At 12:33 da tarde, Anonymous Anónimo said...

Fabuloso. Aos amantes do deserto só são comparáveis os do mar. O resto é outra coisa

 
At 12:43 da tarde, Blogger Raquel Sabino Pereira said...

Subcrevo... e com comoção. A sensação é a mesma. Penso que em tudo comparável a pairar no Espaço.


Mas... Como pude perder este blog estes anos todos? Vou colocar um link no meu Atlântico Azul e passarei a ser visitante assídua.

Parabéns aos bloguistas e ao autor deste post.

 
At 4:20 da tarde, Anonymous Anónimo said...

Se este blogue apenas tivesse este post estava justificado.

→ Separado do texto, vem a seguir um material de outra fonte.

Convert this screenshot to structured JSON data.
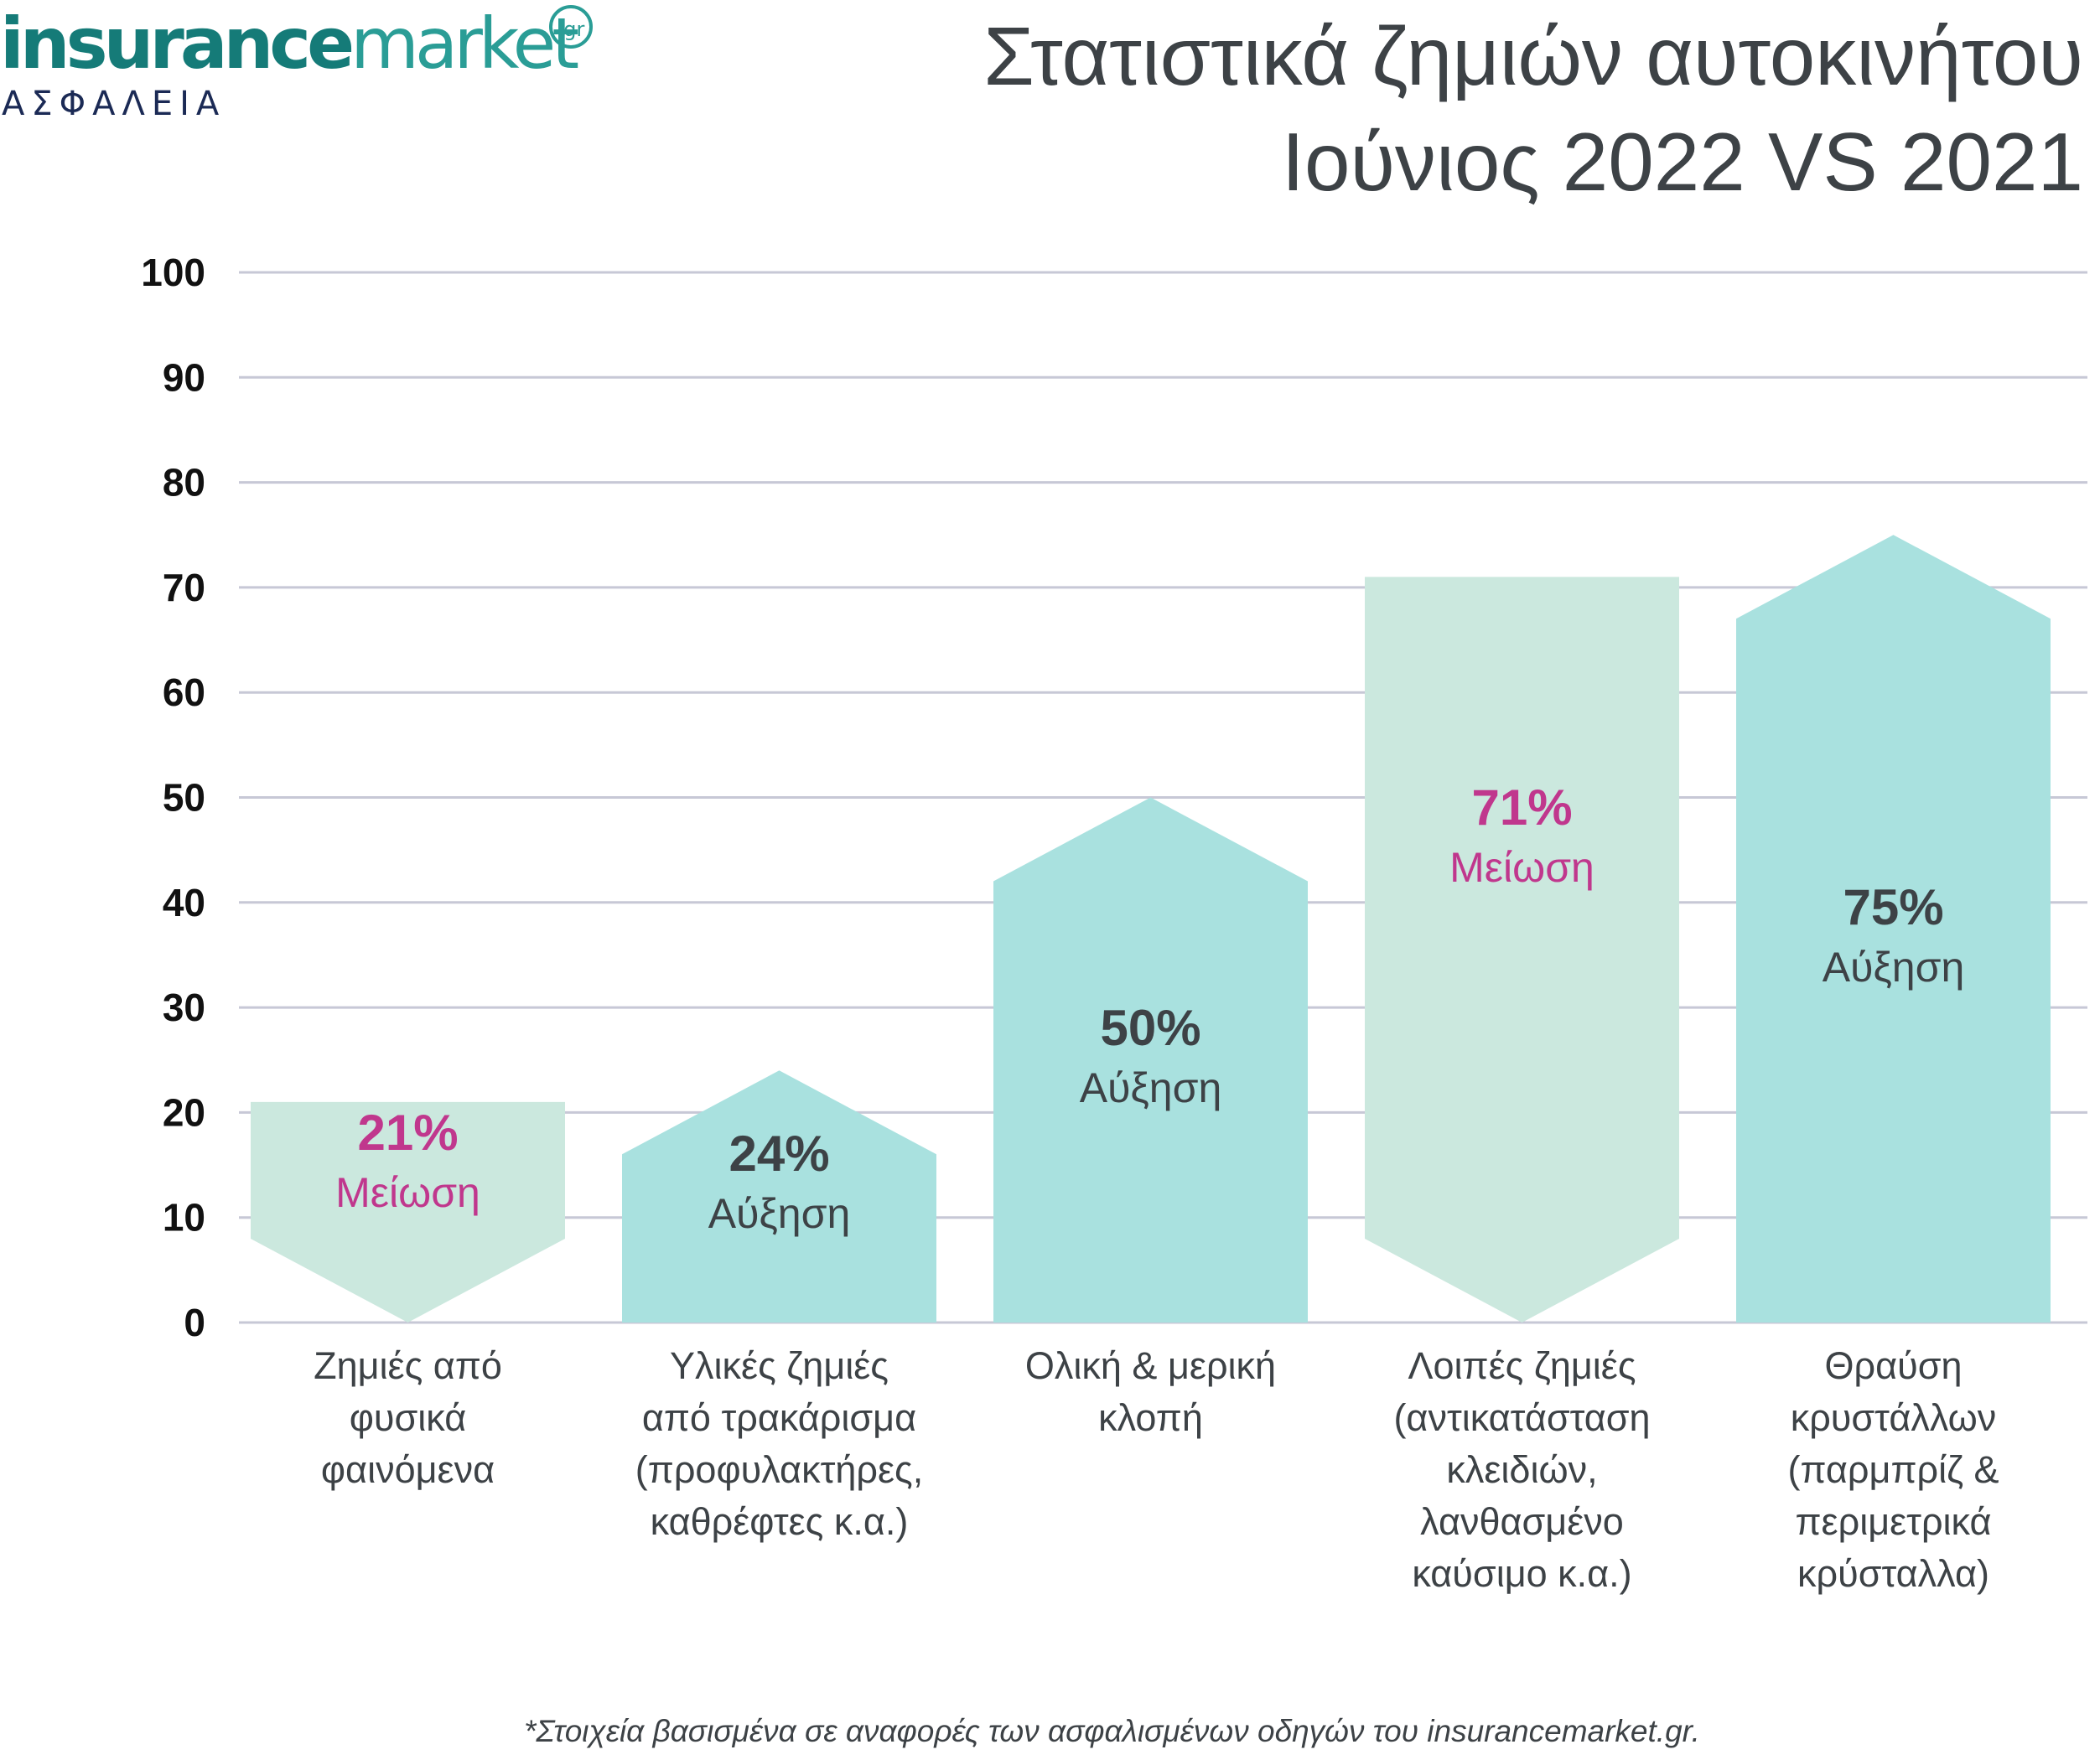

Cum laude.

AtV

 
At 4:28 da tarde, Anonymous Anónimo said...

Majestoso

 
At 5:48 da tarde, Anonymous Anónimo said...

Os três últimos parágrafos do excerto de Yves Simon, são a mais bela metáfora da Terra, da Vida e do Universo. Do Nome de Deus.

 
At 6:31 da tarde, Anonymous Anónimo said...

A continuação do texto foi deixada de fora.